War der Viez als "Arme-Leute-Getränk" auch zeitweilig verpönt, ist er doch in jüngster Zeit, bedingt durch die Gesundheitswelle und gute Marketingstrategien der Verarbeitungsbetriebe, wieder voll im Trend und auch stark nachgefragt.

In den Brennereien der Region hat sich das " Schnapsbrennen" der vergangenen Jahre gewandelt, hin zur gezielten Herstellung und Vermarktung von Edelbränden, die zum Teil sortenrein destilliert für Furore sorgen und den Betrieben gute Zusatzeinkommen gewährleisten. Erzeugerzusammenschlüsse wie Eifel Premiumbrand oder Eifel-Edelbrand w.V. fördern ganz gezielt den Qualitätsgedanken.
War der Anbau von Tafelobst in früherer Zeit nur auf die Eigenverwertung ausgerichtet, so hat sich das in den letzten Jahrzehnten grundlegend geändert. Zunehmend legen vorwiegend Winzer und Landwirte und auch junge ausgebildete Obstanbauer Kernobstintensivanlagen mit Pflanzdichten von 2000- 3300 Bäumen / ha an.
Die Vermarktung, fast der gesamten Produktion, geschieht im Direktabsatz ab Hof bzw. mobilen Verkaufsständen und auf den Wochenmärkten. Seit 2002 haben sich zunächst 5 Erzeuger der Region Trier- Luxemburg zusammen getan und vermarkten Kernobst in Premiumqualität gemeinsam und erfolgreich als (R)egion (O)bst (L)uxemburg (T)rier- EWIV- exclusiv unter dem Markennamen Eist Uebst / Us Uebscht über die Kette CACTUS in Luxemburg. Zur Produktionsabsicherung steht ein großer Teil dieser Fläche unter Hagelschutznetzen. Mittlerweile ist die Gruppe auf 12 Betriebe angewachsen, es werden auch Beerenobst und Gemüse angebaut und vermarktet. Parallel zum Aufschwung beim Tafelobstanbau ist in den vergangenen Jahren die Errichtung von Intensivmostobstanlagen (Buschbäume) mit ca. 600 - 800 Bäumen / ha geschehen.
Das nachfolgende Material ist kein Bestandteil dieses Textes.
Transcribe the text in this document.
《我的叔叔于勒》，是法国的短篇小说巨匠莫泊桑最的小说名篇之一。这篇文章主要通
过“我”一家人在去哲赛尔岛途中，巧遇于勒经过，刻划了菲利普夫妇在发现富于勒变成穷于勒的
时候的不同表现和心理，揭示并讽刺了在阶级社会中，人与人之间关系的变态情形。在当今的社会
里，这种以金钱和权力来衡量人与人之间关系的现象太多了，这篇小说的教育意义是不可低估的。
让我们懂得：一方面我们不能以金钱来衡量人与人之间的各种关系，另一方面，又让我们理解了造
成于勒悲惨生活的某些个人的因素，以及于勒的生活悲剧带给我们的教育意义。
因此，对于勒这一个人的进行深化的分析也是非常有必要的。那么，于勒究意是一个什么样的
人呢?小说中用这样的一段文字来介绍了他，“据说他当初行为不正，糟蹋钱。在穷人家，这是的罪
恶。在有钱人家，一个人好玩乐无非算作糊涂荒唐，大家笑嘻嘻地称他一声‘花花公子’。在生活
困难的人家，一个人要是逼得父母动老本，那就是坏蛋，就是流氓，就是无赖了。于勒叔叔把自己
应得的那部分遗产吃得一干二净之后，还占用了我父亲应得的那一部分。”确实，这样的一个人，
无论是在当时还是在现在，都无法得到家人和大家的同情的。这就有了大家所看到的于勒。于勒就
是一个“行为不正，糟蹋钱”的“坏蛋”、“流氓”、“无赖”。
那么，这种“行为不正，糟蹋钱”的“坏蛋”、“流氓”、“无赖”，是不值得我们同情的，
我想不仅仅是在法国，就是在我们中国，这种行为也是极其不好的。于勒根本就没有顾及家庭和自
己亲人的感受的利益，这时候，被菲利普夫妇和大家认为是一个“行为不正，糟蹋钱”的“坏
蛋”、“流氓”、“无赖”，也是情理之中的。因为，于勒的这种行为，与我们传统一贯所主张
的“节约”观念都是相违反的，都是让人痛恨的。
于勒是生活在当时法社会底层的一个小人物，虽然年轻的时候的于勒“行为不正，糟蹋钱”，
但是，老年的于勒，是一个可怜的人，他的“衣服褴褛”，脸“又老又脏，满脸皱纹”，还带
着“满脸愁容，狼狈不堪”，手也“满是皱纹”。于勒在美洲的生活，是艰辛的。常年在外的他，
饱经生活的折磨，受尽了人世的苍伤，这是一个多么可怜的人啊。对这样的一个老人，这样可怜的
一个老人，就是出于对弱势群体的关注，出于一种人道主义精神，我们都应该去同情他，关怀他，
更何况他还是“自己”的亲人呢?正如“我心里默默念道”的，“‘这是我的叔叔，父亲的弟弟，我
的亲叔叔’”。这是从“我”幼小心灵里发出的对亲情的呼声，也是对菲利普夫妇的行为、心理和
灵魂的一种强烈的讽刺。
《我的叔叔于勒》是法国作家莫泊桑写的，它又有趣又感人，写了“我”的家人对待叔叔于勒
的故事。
Diese Pflanzungen stehen häufiger in flächenstarken ehemaligen Landwirtschaftsbetrieben und sind vorwiegend im Vertragsanbau mit der Saftindustrie gepflanzt.
Der Erzeugergroßmarkt für Obst und Gemüse in Trier hatte seine Blütezeit in den 1950ziger Jahren, vorwiegend mit Beerenobstvermarktung und wird in der heutigen Zeit nur noch von wenigen Betrieben frequentiert.
Der Obstbau der Region Trier hat sich an die Gegebenheiten der Absatzmöglichkeiten angepasst und mit wohlschmeckenden, aromatischen Produkten einen festen Platz bei einer zunehmenden Käuferschar gefunden.